Sur les demandes accessoires :
L’article 491, alinéa 2, du code de procédure civile précise que la juridiction des référés statue sur les dépens. L’article 696 dudit code dispose que la partie perdante est condamnée aux dépens, à moins que le juge, par décision motivée, n’en mette la totalité ou une fraction à la charge d’une autre partie.
Madame [Z] [Y], Madame [G] [K], Madame [H] [P] et Madame [U] [R], parties perdantes, sont condamnées in solidum aux dépens de l’instance.

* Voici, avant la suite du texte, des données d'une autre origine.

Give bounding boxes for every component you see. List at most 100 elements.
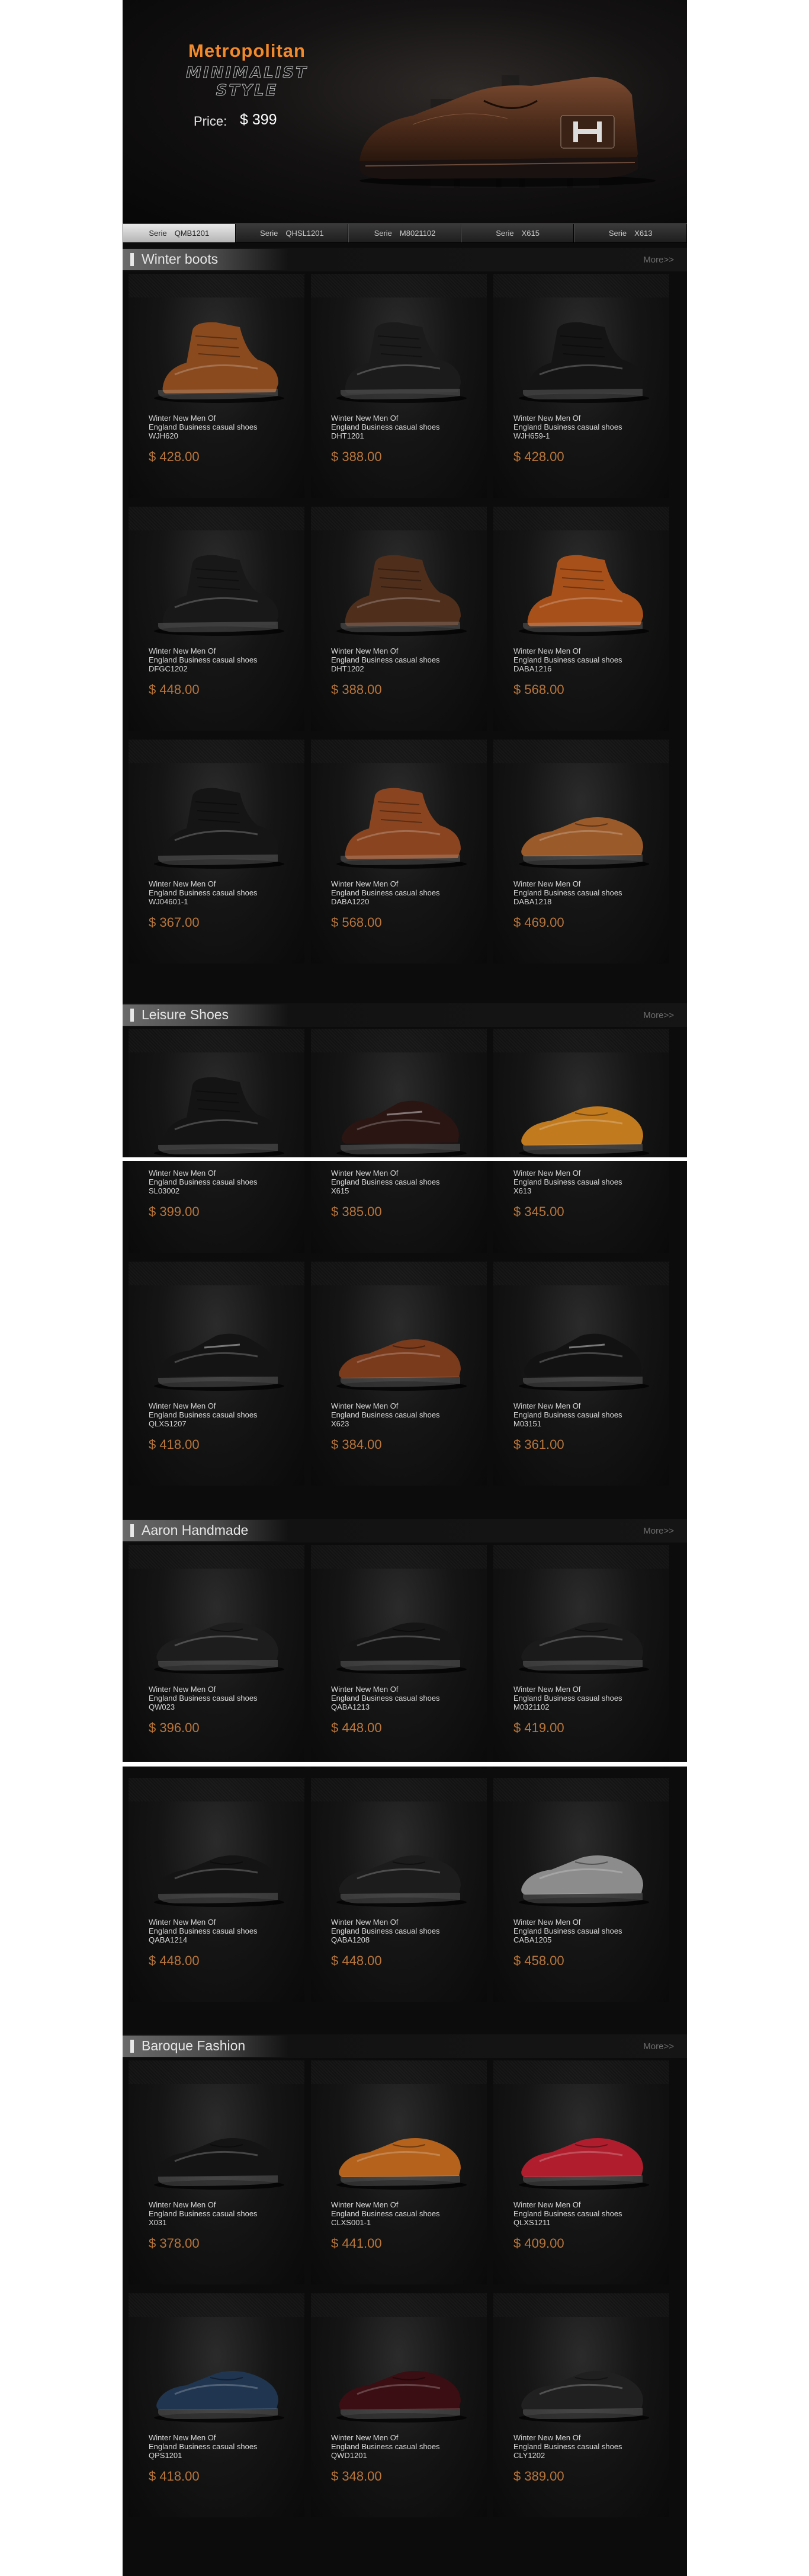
product-card[interactable]: Winter New Men Of England Business casual… — [311, 507, 487, 731]
more-link[interactable]: More>> — [643, 1526, 674, 1536]
product-image — [519, 2371, 649, 2423]
product-image — [336, 1100, 467, 1158]
product-code: DABA1218 — [513, 897, 552, 906]
section-header: Aaron Handmade More>> — [123, 1519, 687, 1543]
product-price: $ 448.00 — [331, 1720, 382, 1735]
more-link[interactable]: More>> — [643, 255, 674, 265]
card-texture — [311, 1029, 487, 1052]
product-card[interactable]: Winter New Men Of England Business casual… — [311, 1029, 487, 1253]
section-header: Winter boots More>> — [123, 248, 687, 271]
product-name-line1: Winter New Men Of — [149, 647, 216, 655]
product-card[interactable]: Winter New Men Of England Business casual… — [311, 1778, 487, 2002]
product-card[interactable]: Winter New Men Of England Business casual… — [129, 2293, 304, 2517]
card-texture — [129, 274, 304, 297]
product-name-line2: England Business casual shoes — [513, 655, 622, 664]
product-card[interactable]: Winter New Men Of England Business casual… — [493, 1029, 669, 1253]
hero-banner[interactable]: Metropolitan MINIMALIST STYLE Price: $ 3… — [123, 0, 687, 223]
product-card[interactable]: Winter New Men Of England Business casual… — [129, 507, 304, 731]
product-name-line1: Winter New Men Of — [331, 414, 399, 423]
product-name-line2: England Business casual shoes — [513, 2209, 622, 2218]
product-name-line1: Winter New Men Of — [331, 1169, 399, 1177]
product-name-line2: England Business casual shoes — [513, 1694, 622, 1703]
product-card[interactable]: Winter New Men Of England Business casual… — [311, 274, 487, 498]
product-code: QABA1208 — [331, 1935, 370, 1944]
more-link[interactable]: More>> — [643, 1010, 674, 1020]
product-image — [336, 2371, 467, 2423]
product-card[interactable]: Winter New Men Of England Business casual… — [493, 1778, 669, 2002]
product-name-line2: England Business casual shoes — [513, 1177, 622, 1186]
product-card[interactable]: Winter New Men Of England Business casual… — [311, 740, 487, 964]
product-card[interactable]: Winter New Men Of England Business casual… — [129, 1545, 304, 1769]
product-price: $ 399.00 — [149, 1204, 200, 1219]
product-name-line1: Winter New Men Of — [513, 1169, 581, 1177]
product-card[interactable]: Winter New Men Of England Business casual… — [129, 740, 304, 964]
product-name-line2: England Business casual shoes — [149, 2209, 258, 2218]
product-card[interactable]: Winter New Men Of England Business casual… — [493, 274, 669, 498]
card-texture — [311, 507, 487, 530]
product-name-line1: Winter New Men Of — [513, 647, 581, 655]
series-tab[interactable]: Serie M8021102 — [348, 224, 461, 242]
product-card[interactable]: Winter New Men Of England Business casual… — [129, 1262, 304, 1486]
product-code: DABA1220 — [331, 897, 370, 906]
product-image — [336, 555, 467, 636]
store-page: Metropolitan MINIMALIST STYLE Price: $ 3… — [123, 0, 687, 2576]
product-card[interactable]: Winter New Men Of England Business casual… — [493, 740, 669, 964]
product-price: $ 419.00 — [513, 1720, 564, 1735]
product-price: $ 448.00 — [149, 682, 200, 697]
product-card[interactable]: Winter New Men Of England Business casual… — [493, 2060, 669, 2284]
product-image — [336, 2138, 467, 2190]
product-name-line1: Winter New Men Of — [149, 2200, 216, 2209]
product-card[interactable]: Winter New Men Of England Business casual… — [311, 1262, 487, 1486]
card-texture — [493, 2060, 669, 2084]
card-texture — [493, 507, 669, 530]
product-card[interactable]: Winter New Men Of England Business casual… — [493, 507, 669, 731]
product-name-line2: England Business casual shoes — [149, 1927, 258, 1935]
product-image — [154, 322, 284, 403]
product-card[interactable]: Winter New Men Of England Business casual… — [129, 1029, 304, 1253]
product-card[interactable]: Winter New Men Of England Business casual… — [129, 2060, 304, 2284]
product-image — [519, 322, 649, 403]
product-price: $ 568.00 — [513, 682, 564, 697]
product-image — [336, 1339, 467, 1391]
product-image — [154, 788, 284, 869]
series-tab[interactable]: Serie QHSL1201 — [235, 224, 349, 242]
hero-subtitle: MINIMALIST STYLE — [186, 64, 308, 100]
product-name-line1: Winter New Men Of — [513, 2433, 581, 2442]
product-name-line1: Winter New Men Of — [149, 1918, 216, 1927]
product-code: QABA1213 — [331, 1703, 370, 1711]
card-texture — [311, 2060, 487, 2084]
product-card[interactable]: Winter New Men Of England Business casual… — [129, 274, 304, 498]
product-card[interactable]: Winter New Men Of England Business casual… — [129, 1778, 304, 2002]
product-card[interactable]: Winter New Men Of England Business casual… — [311, 1545, 487, 1769]
hero-title: Metropolitan — [188, 40, 306, 61]
product-name-line2: England Business casual shoes — [331, 655, 440, 664]
series-tab[interactable]: Serie X613 — [574, 224, 687, 242]
product-price: $ 469.00 — [513, 915, 564, 930]
product-image — [154, 2138, 284, 2190]
product-code: DABA1216 — [513, 664, 552, 673]
product-name-line1: Winter New Men Of — [513, 1685, 581, 1694]
product-code: CABA1205 — [513, 1935, 552, 1944]
product-image — [336, 1623, 467, 1674]
card-texture — [129, 2060, 304, 2084]
card-texture — [129, 1778, 304, 1801]
series-tab[interactable]: Serie QMB1201 — [123, 224, 236, 242]
series-tab[interactable]: Serie X615 — [461, 224, 574, 242]
product-price: $ 409.00 — [513, 2236, 564, 2251]
product-name-line1: Winter New Men Of — [149, 2433, 216, 2442]
product-card[interactable]: Winter New Men Of England Business casual… — [311, 2060, 487, 2284]
product-name-line2: England Business casual shoes — [149, 423, 258, 431]
product-card[interactable]: Winter New Men Of England Business casual… — [493, 1545, 669, 1769]
product-price: $ 441.00 — [331, 2236, 382, 2251]
product-price: $ 348.00 — [331, 2469, 382, 2484]
product-name-line1: Winter New Men Of — [149, 1169, 216, 1177]
product-card[interactable]: Winter New Men Of England Business casual… — [493, 2293, 669, 2517]
more-link[interactable]: More>> — [643, 2041, 674, 2052]
product-card[interactable]: Winter New Men Of England Business casual… — [311, 2293, 487, 2517]
product-card[interactable]: Winter New Men Of England Business casual… — [493, 1262, 669, 1486]
product-name-line1: Winter New Men Of — [331, 647, 399, 655]
product-price: $ 385.00 — [331, 1204, 382, 1219]
card-texture — [493, 740, 669, 763]
product-price: $ 458.00 — [513, 1953, 564, 1968]
section-title: Aaron Handmade — [142, 1522, 249, 1538]
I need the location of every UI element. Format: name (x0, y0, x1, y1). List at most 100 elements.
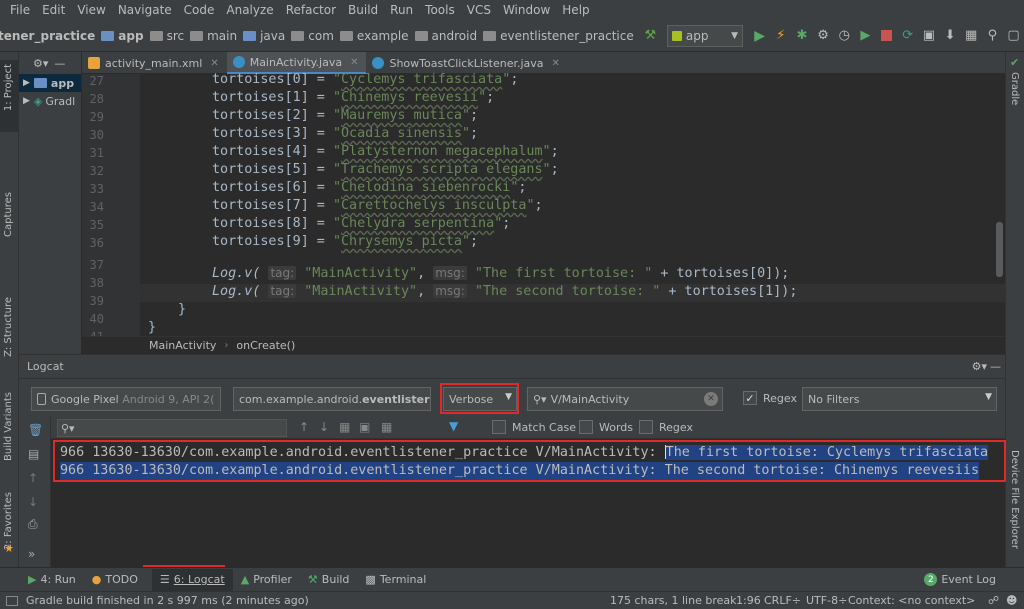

Compte tenu des démarches judiciaires accomplies et en l’absence de production de factures acquittées, il convient de condamner in solidum Madame [Z] [Y], Madame [G] [K], Madame [H] [P] et Madame [U] [R] à payer à la commune de [Localité 2], représentée par son maire en exercice, la somme de 1 000,00 € et à Monsieur [V] [X] la somme de 1 000,00 € sur le fondement de l’article 700 du code de procédure civile.
PAR CES MOTIFS
Nous, Eric Madre, vice-président, statuant en référé sur délégation du président du tribunal judiciaire de Versailles, par mise à disposition de la présente ordonnance au greffe le jour du délibéré après débats en audience publique, par décision contradictoire et en premier ressort,
ORDONNONS, si besoin avec le concours de la force publique et d’un serrurier, l’expulsion, dans un délai de 24 heures à compter de la signification de la présente ordonnance, de Madame [Z] [Y], Madame [G] [K], Madame [H] [P] et Madame [U] [R], et celle de tous occupants de leurs chefs, du « [Adresse 3] », appartenant à la commune de [Localité 2] (Yvelines) et de la parcelle cadastrée A[Cadastre 1], lieu-dit « [Adresse 4] », à [Localité 2] (Yvelines) appartenant à Monsieur [V] [X] ;
DISONS que les meubles se trouvant dans les lieux seront remis, aux frais des personnes expulsées, en un lieu désigné par celles-ci et, à défaut, laissés sur place ou entreposés en un autre lieu approprié et décrit avec précision par le commissaire de justice chargé de l’exécution avec sommation aux personnes expulsées d’avoir à les retirer dans le délai d’un mois suivant la signification du procès-verbal d’expulsion en application des articles L. 433-1 et R. 433-1 du code des procédures civiles d’exécution ;
REJETONS la demande de délai pour quitter les lieux ;
DISONS que ne s’applique pas le délai de deux mois prévu à l’article L. 412-1, alinéa 1er, du code des procédures civiles d’exécution ;
SUPPRIMONS le bénéfice du sursis mentionné à l’article L. 412-6, alinéa 1er, du code des procédures civiles d’exécution ;
CONDAMNONS in solidum Madame [Z] [Y], Madame [G] [K], Madame [H] [P] et Madame [U] [R] aux dépens ;
CONDAMNONS in solidum Madame [Z] [Y], Madame [G] [K], Madame [H] [P] et Madame [U] [R] à payer à la commune de [Localité 2], représentée par son maire en exercice, la somme de 1 000,00 € sur le fondement de l’article 700 du code de procédure civile ;
CONDAMNONS in solidum Madame [Z] [Y], Madame [G] [K], Madame [H] [P] et Madame [U] [R] à payer à Monsieur [V] [X] la somme de 1 000,00 € sur le fondement de l’article 700 du code de procédure civile ;
DISONS n’y avoir lieu à référé sur les autres demandes ;
RAPPELONS que la présente décision est exécutoire à titre provisoire.
Prononcé par mise à disposition au greffe le VINGT TROIS AVRIL DEUX MIL VINGT SIX par Eric MADRE, Vice-Président, assisté de Elodie NINEL, Greffière placée, lesquels ont signé la minute de la présente décision.